Contrat de travail ou contrat d'entreprise ? Telle est, une fois de plus, la question qui se pose dans ce dossier où il s'agit de déterminer si l'intimé, propriétaire et opérateur d'une débusqueuse, exerçait un emploi assurable aux fins de l'application de l'alinéa 3(1)a de la Loi sur l'assurance-chômage.

Deux observations préliminaires s'imposent.

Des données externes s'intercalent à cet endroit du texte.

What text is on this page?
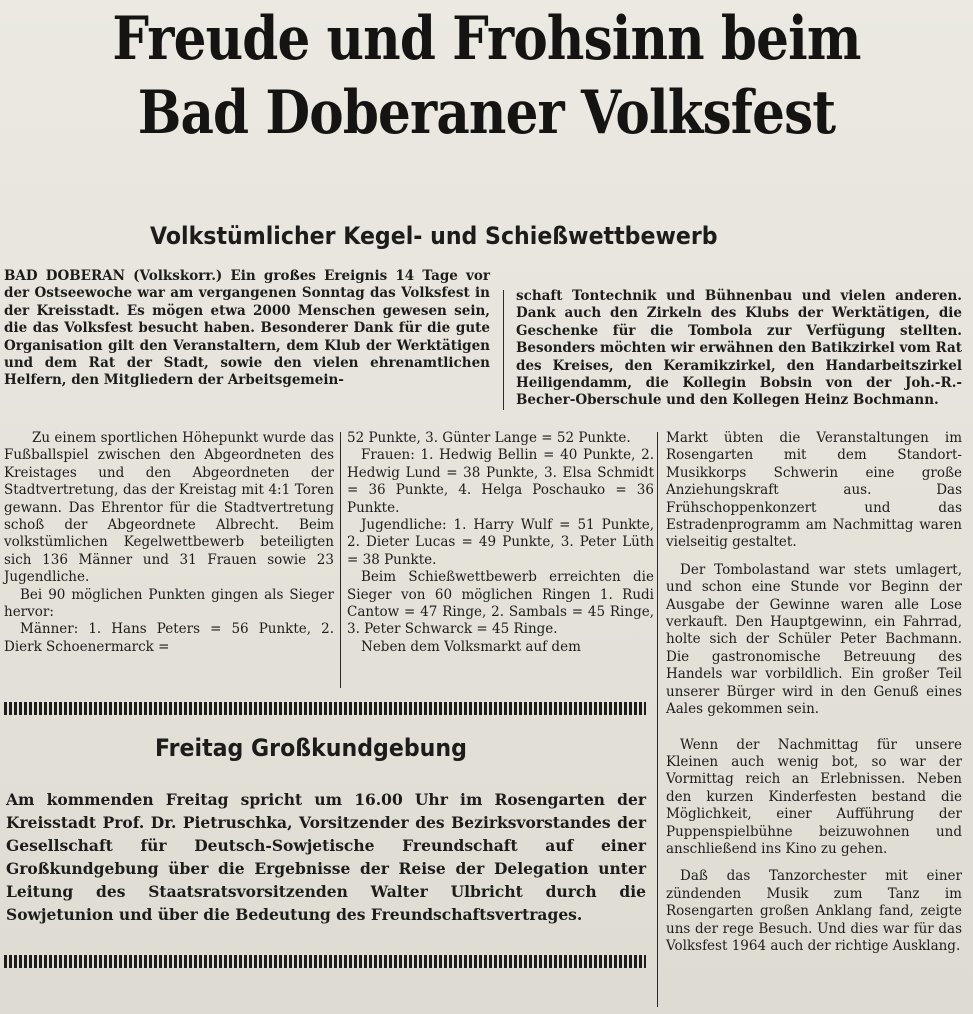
Freude und Frohsinn beim
Bad Doberaner Volksfest
Volkstümlicher Kegel- und Schießwettbewerb

BAD DOBERAN (Volkskorr.) Ein großes Ereignis 14 Tage vor der Ostseewoche war am vergangenen Sonntag das Volksfest in der Kreisstadt. Es mögen etwa 2000 Menschen gewesen sein, die das Volksfest besucht haben. Besonderer Dank für die gute Organisation gilt den Veranstaltern, dem Klub der Werktätigen und dem Rat der Stadt, sowie den vielen ehrenamtlichen Helfern, den Mitgliedern der Arbeitsgemein-

schaft Tontechnik und Bühnenbau und vielen anderen. Dank auch den Zirkeln des Klubs der Werktätigen, die Geschenke für die Tombola zur Verfügung stellten. Besonders möchten wir erwähnen den Batikzirkel vom Rat des Kreises, den Keramikzirkel, den Handarbeitszirkel Heiligendamm, die Kollegin Bobsin von der Joh.-R.-Becher-Oberschule und den Kollegen Heinz Bochmann.

Zu einem sportlichen Höhepunkt wurde das Fußballspiel zwischen den Abgeordneten des Kreistages und den Abgeordneten der Stadtvertretung, das der Kreistag mit 4:1 Toren gewann. Das Ehrentor für die Stadtvertretung schoß der Abgeordnete Albrecht. Beim volkstümlichen Kegelwettbewerb beteiligten sich 136 Männer und 31 Frauen sowie 23 Jugendliche.

Bei 90 möglichen Punkten gingen als Sieger hervor:

Männer: 1. Hans Peters = 56 Punkte, 2. Dierk Schoenermarck =

52 Punkte, 3. Günter Lange = 52 Punkte.

Frauen: 1. Hedwig Bellin = 40 Punkte, 2. Hedwig Lund = 38 Punkte, 3. Elsa Schmidt = 36 Punkte, 4. Helga Poschauko = 36 Punkte.

Jugendliche: 1. Harry Wulf = 51 Punkte, 2. Dieter Lucas = 49 Punkte, 3. Peter Lüth = 38 Punkte.

Beim Schießwettbewerb erreichten die Sieger von 60 möglichen Ringen 1. Rudi Cantow = 47 Ringe, 2. Sambals = 45 Ringe, 3. Peter Schwarck = 45 Ringe.

Neben dem Volksmarkt auf dem

Markt übten die Veranstaltungen im Rosengarten mit dem Standort-Musikkorps Schwerin eine große Anziehungskraft aus. Das Frühschoppenkonzert und das Estradenprogramm am Nachmittag waren vielseitig gestaltet.

Der Tombolastand war stets umlagert, und schon eine Stunde vor Beginn der Ausgabe der Gewinne waren alle Lose verkauft. Den Hauptgewinn, ein Fahrrad, holte sich der Schüler Peter Bachmann. Die gastronomische Betreuung des Handels war vorbildlich. Ein großer Teil unserer Bürger wird in den Genuß eines Aales gekommen sein.

Wenn der Nachmittag für unsere Kleinen auch wenig bot, so war der Vormittag reich an Erlebnissen. Neben den kurzen Kinderfesten bestand die Möglichkeit, einer Aufführung der Puppenspielbühne beizuwohnen und anschließend ins Kino zu gehen.

Daß das Tanzorchester mit einer zündenden Musik zum Tanz im Rosengarten großen Anklang fand, zeigte uns der rege Besuch. Und dies war für das Volksfest 1964 auch der richtige Ausklang.

Freitag Großkundgebung

Am kommenden Freitag spricht um 16.00 Uhr im Rosengarten der Kreisstadt Prof. Dr. Pietruschka, Vorsitzender des Bezirksvorstandes der Gesellschaft für Deutsch-Sowjetische Freundschaft auf einer Großkundgebung über die Ergebnisse der Reise der Delegation unter Leitung des Staatsratsvorsitzenden Walter Ulbricht durch die Sowjetunion und über die Bedeutung des Freundschaftsvertrages.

Les critères énoncés par cette Cour dans Weibe Door Services Ltd. c. M.N.R., à savoir d'une part le degré de contrôle, la propriété des instruments de travail, les chances de bénéfice et les risques de perte et d'autre part l'intégration, ne sont pas les recettes d'une formule magique. Ce sont des points de repère qu'il sera généralement utiles de considérer, mais pas au point de mettre en péril l'objectif ultime de l'exercice qui est de rechercher la relation globale que les parties entretiennent entre elles. Ce qui s'agit, toujours, de déterminer, une fois acquise l'existence d'un véritable contrat, c'est s'il y a, entre les parties, un lien de subordination tel qu'il s'agisse d'un contrat de travail (art. 2085 du Code civil du Québec). ou s'il n'y a pas, plutôt, un degré d'autonomie tel qu'il s'agisse d'un contrat d'entreprise ou de service (art. 2098 dudit Code). En d'autres termes, il ne faut pas, et l'image est particulièrement appropriée en l'espèce, examiner les arbres de si près qu'on perde de vue la forêt. Les parties doivent s'effacer devant le tout.

Par ailleurs, s'il est certain que l'appréciation de la nature juridique de la relations contractuelles soit affaire d'espèce, il n'en reste pas moins qu'à espèces sensiblement semblables en fait devraient correspondre en droit des jugements sensiblement semblables. Aussi, lorsque cette Cour s'est déjà prononcée sur la nature d'un certain type de contrat, point n'est besoin par la suite de refaire l'exercice dans son entier: à moins que n'apparaissent dans les faits des différences vraiment significatives, le Ministre, puis la Cour canadienne de l'impôt ne devraient pas s'écarter de la solution retenue par cette Cour.

Lorsque le juge de la Cour canadienne de l'impôt a accueilli en l'espèce les appels de l'intimé et conclu que le contrat en était un de travail, il est tombé selon nous dans le piège d'une analyse par trop mathématique des critères de Weibe Door, ce qui l'a amené à s'écarter à tort de la solution retenue par cette Cour dans Procureur général du Canada c. Rousselle et al et maintenue dans Procureur général du Canada c. Vaillancourt.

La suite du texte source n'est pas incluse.